Simple Rankin-Bass animation (Rudolph special) question

Just happen to see one of these last night (*Santa Cause is Comin’ to Town *I think, the one with Fred Astaire) and it made me wonder something. Since these were the epitome of classic stop-motion animation it applies to any of it.

In a scene where a character is shown jumping or flying how exactly was this shot? What was used to hold the armature puppet above the set for each frame photographed? Is there a rod directly behind it always hidden from the camera’s POV? Is it held with fishing line that even a still camera won’t pick up? Was it attached to a glass plate? I’m guessing it’s something pretty simple, but I can’t quite picture how it’s done…

WAG: I believe the character is always held up from tabletop by a support post and for taking off, would be photographed against a blank backdrop. Dropping the camera a bit per frame would give the impression of rising into the sky.* Add the (sky, et al) background in later during post-production. Of course, if there are other characters in the shot or the flying character is moving, it’s a bit more complicated/time consuming. Naturally, there are much more sophisticated methods (even back then) available.

*The Enterprise didn’t fly by the camera, the model was something like 20 feet long and kinda delicate, so it was stationary and the camera rolled past it on dolly/tracks.

There are a lot of ways to suspend something in midair for animation. Ray Harryhausen used what was called an “aerial brace”, which is fancy term for ---- thin thread/wire/etc. Really. It really does work. You can light the scene so that it’s not very visible or, if need be, matte it out of the shot.

I recall one student animator writing about how he preferred to used acid to etch the wire he was using to hold something up, rather than paint it to match the b ackground, because etching made it thinner, while painting made it thicker.

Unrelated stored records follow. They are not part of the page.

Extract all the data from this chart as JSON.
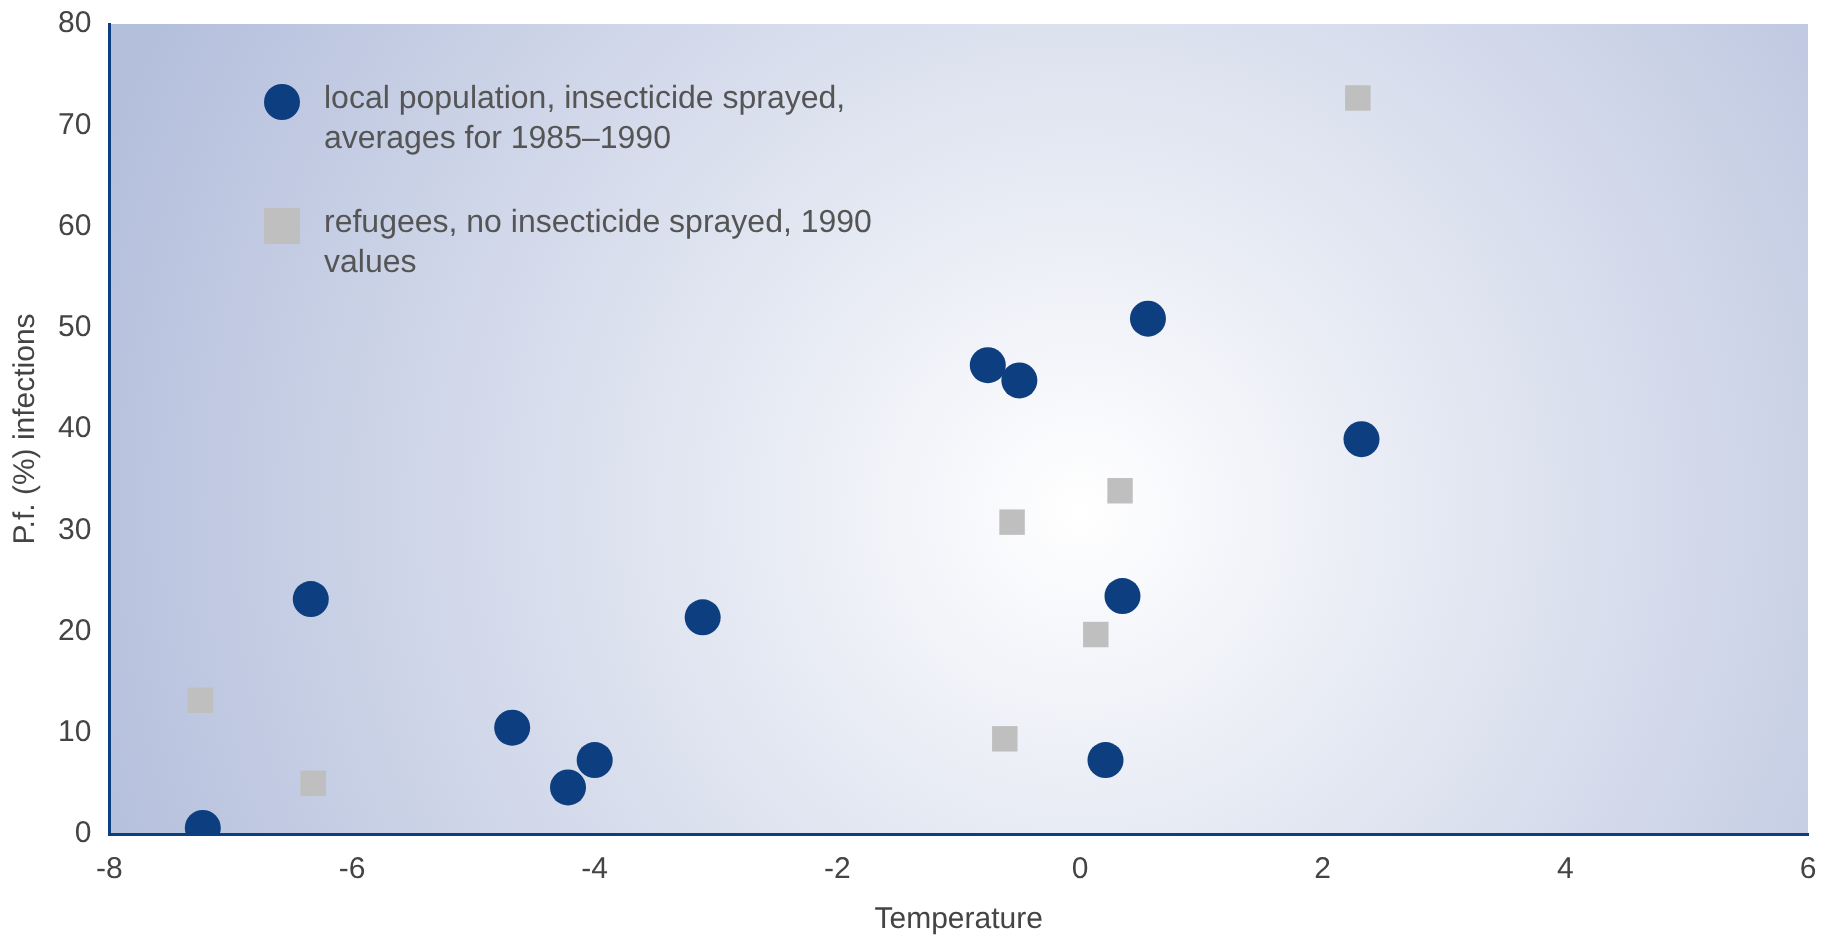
{
  "chart_data": {
    "type": "scatter",
    "xlabel": "Temperature",
    "ylabel": "P.f. (%) infections",
    "xlim": [
      -8,
      6
    ],
    "xticks": [
      -8,
      -6,
      -4,
      -2,
      0,
      2,
      4,
      6
    ],
    "ylim": [
      0,
      80
    ],
    "yticks": [
      0,
      10,
      20,
      30,
      40,
      50,
      60,
      70,
      80
    ],
    "grid": false,
    "legend": "top left",
    "series": [
      {
        "name": "local population, insecticide sprayed, averages for 1985–1990",
        "color": "#0d3e7f",
        "marker": "circle",
        "x": [
          -7.23,
          -6.34,
          -4.68,
          -4.22,
          -4.0,
          -3.11,
          -0.76,
          -0.5,
          0.56,
          0.35,
          0.21,
          2.32
        ],
        "values": [
          0.6,
          23.2,
          10.5,
          4.6,
          7.3,
          21.4,
          46.3,
          44.8,
          50.9,
          23.5,
          7.3,
          39.0
        ]
      },
      {
        "name": "refugees, no insecticide sprayed, 1990 values",
        "color": "#bfbfbf",
        "marker": "square",
        "x": [
          -7.25,
          -6.32,
          -0.56,
          0.33,
          0.13,
          -0.62,
          2.29
        ],
        "values": [
          13.2,
          5.0,
          30.8,
          33.9,
          19.7,
          9.4,
          72.7
        ]
      }
    ]
  }
}
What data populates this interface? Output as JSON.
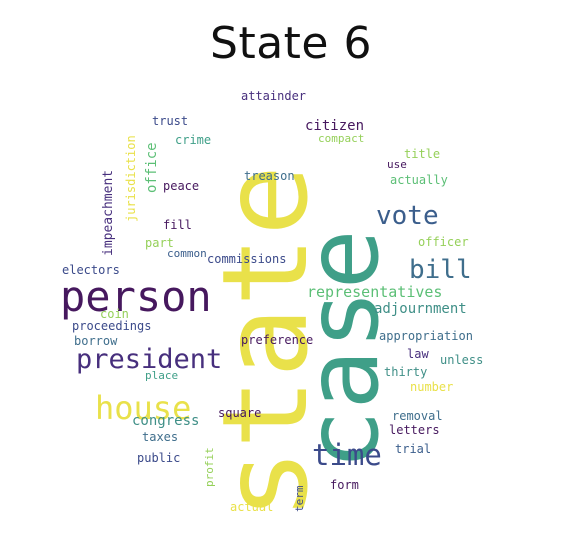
{
  "title": "State 6",
  "colors": {
    "dark_purple": "#46185e",
    "purple": "#472f7d",
    "indigo": "#3b4a8a",
    "blue": "#3b5e8c",
    "slate_blue": "#3f6e8c",
    "teal": "#3f8f87",
    "sea_green": "#3f9f88",
    "green": "#5cbf76",
    "light_green": "#95d059",
    "yellow": "#e9e14a"
  },
  "words": {
    "state": "state",
    "case": "case",
    "person": "person",
    "president": "president",
    "house": "house",
    "vote": "vote",
    "bill": "bill",
    "time": "time",
    "representatives": "representatives",
    "adjournment": "adjournment",
    "appropriation": "appropriation",
    "congress": "congress",
    "attainder": "attainder",
    "trust": "trust",
    "crime": "crime",
    "citizen": "citizen",
    "compact": "compact",
    "title": "title",
    "use": "use",
    "actually": "actually",
    "peace": "peace",
    "treason": "treason",
    "office": "office",
    "jurisdiction": "jurisdiction",
    "impeachment": "impeachment",
    "fill": "fill",
    "part": "part",
    "common": "common",
    "commissions": "commissions",
    "officer": "officer",
    "electors": "electors",
    "coin": "coin",
    "proceedings": "proceedings",
    "borrow": "borrow",
    "preference": "preference",
    "law": "law",
    "unless": "unless",
    "thirty": "thirty",
    "number": "number",
    "place": "place",
    "square": "square",
    "removal": "removal",
    "letters": "letters",
    "taxes": "taxes",
    "trial": "trial",
    "public": "public",
    "profit": "profit",
    "form": "form",
    "term": "term",
    "actual": "actual"
  }
}
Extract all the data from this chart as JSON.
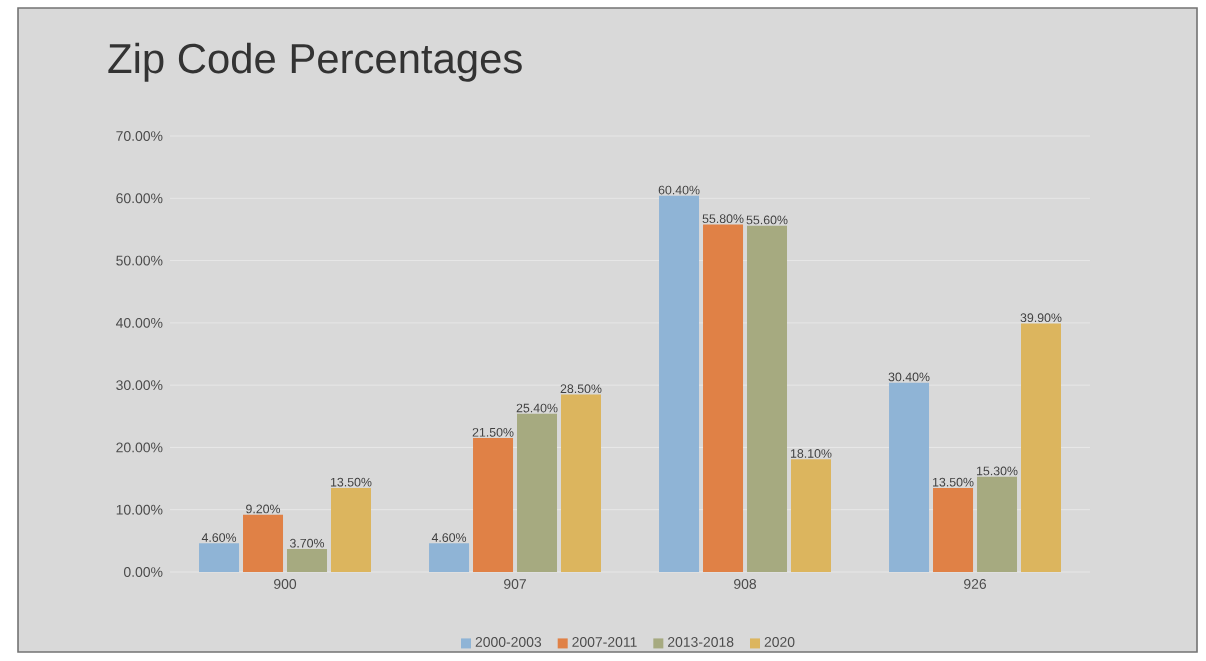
{
  "chart_data": {
    "type": "bar",
    "title": "Zip Code Percentages",
    "categories": [
      "900",
      "907",
      "908",
      "926"
    ],
    "series": [
      {
        "name": "2000-2003",
        "color": "#8fb4d6",
        "values": [
          4.6,
          4.6,
          60.4,
          30.4
        ],
        "value_labels": [
          "4.60%",
          "4.60%",
          "60.40%",
          "30.40%"
        ]
      },
      {
        "name": "2007-2011",
        "color": "#e08146",
        "values": [
          9.2,
          21.5,
          55.8,
          13.5
        ],
        "value_labels": [
          "9.20%",
          "21.50%",
          "55.80%",
          "13.50%"
        ]
      },
      {
        "name": "2013-2018",
        "color": "#a6aa80",
        "values": [
          3.7,
          25.4,
          55.6,
          15.3
        ],
        "value_labels": [
          "3.70%",
          "25.40%",
          "55.60%",
          "15.30%"
        ]
      },
      {
        "name": "2020",
        "color": "#dcb55e",
        "values": [
          13.5,
          28.5,
          18.1,
          39.9
        ],
        "value_labels": [
          "13.50%",
          "28.50%",
          "18.10%",
          "39.90%"
        ]
      }
    ],
    "ylim": [
      0,
      70
    ],
    "yticks": [
      {
        "value": 0,
        "label": "0.00%"
      },
      {
        "value": 10,
        "label": "10.00%"
      },
      {
        "value": 20,
        "label": "20.00%"
      },
      {
        "value": 30,
        "label": "30.00%"
      },
      {
        "value": 40,
        "label": "40.00%"
      },
      {
        "value": 50,
        "label": "50.00%"
      },
      {
        "value": 60,
        "label": "60.00%"
      },
      {
        "value": 70,
        "label": "70.00%"
      }
    ],
    "grid": "y",
    "legend": "bottom"
  }
}
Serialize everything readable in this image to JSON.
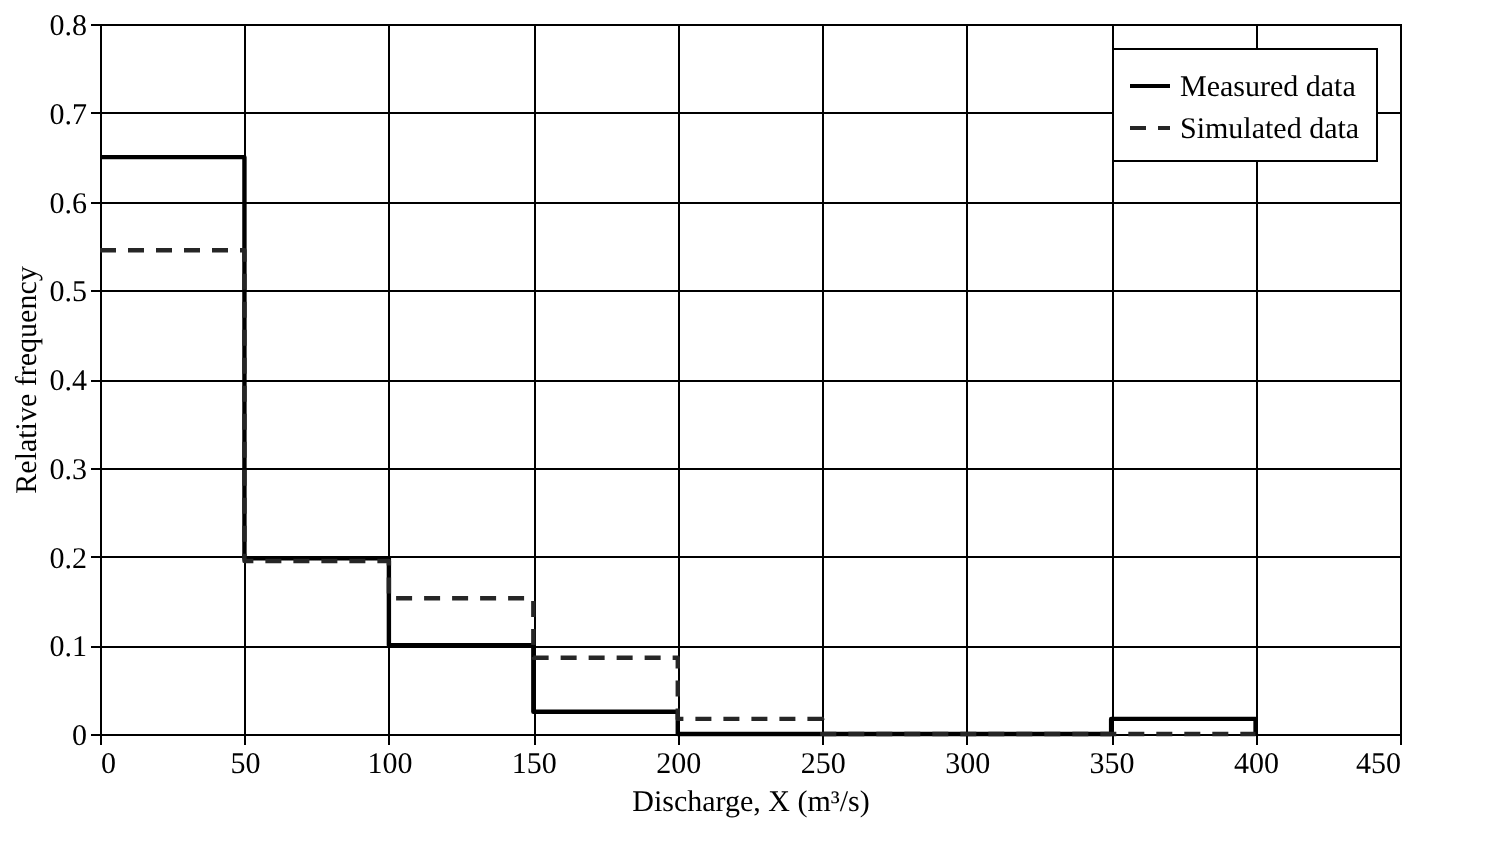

These aren’t the only ways, of course. Depending upon how the shot is lined up, you can have something supporting a character that is completely hidden by the character’s body. You could, as you suggest, support it on a transparent background (although I haven’t heard of anyone doing this). You could even animate it against a blue screen/green screen/ whatever and composite the item with the rest of the scene (often used when your flying animated object has to appear over live action). I just recently re-watched Army of Darkness, and this is clearly the method used there. The problem is, in older, pre-CGI movies, that it was extremely difficult to get the object to matte perfectly into the background, and there’s often a “halo” around the object.

With CGI, you can composite your object cleanly into the scene, or completely eliminate any wires. I understand that the scene of Schwartzenegger riding his motorcycle off the edge into the LA storm drains in Terminator 2 were shot with very visible wires bracing him up, which were eliminated with CGI in post production. Of course, if you have CGI, you might not be doing traditional dimensional animation.
My understanding, though, is that most of the time “flying” animation effects really were done with bracing wires, artfully hidden.

Nitpick: That was actually his frequent stunt double Peter Kent. If memory serves Arnold wanted to do the stunt himself, since it was all held up with wires, but the insurance company wouldn’t let him. I only saw T2 once in the theater, but I swear when I first saw that scene there were the tiniest of ‘ripples’ in the top background above him (i.e. the CGI wire erasure wasn’t perfect). I looked for it on video but I’ve never seen it since. Maybe I imagined it, maybe they retouched it.

All the stuff you guys describe are forms of optical printing. I figured this would only be used to composite stop motion with live action, I didn’t think any of the Rankin Bass stuff used it. Given the age and budget of those specials I would have expected any optical effects like that to be less than perfect, IOW pretty obvious. But Rudolph flying around always looked pretty neat & clean in every shot!

Not everything I describe is optical printing – as I have said, aerial bracing is basically suspension by wires, although that’s a pretty crude description that obscures a lot of art. And they generally didn’t print over it to remove the wires.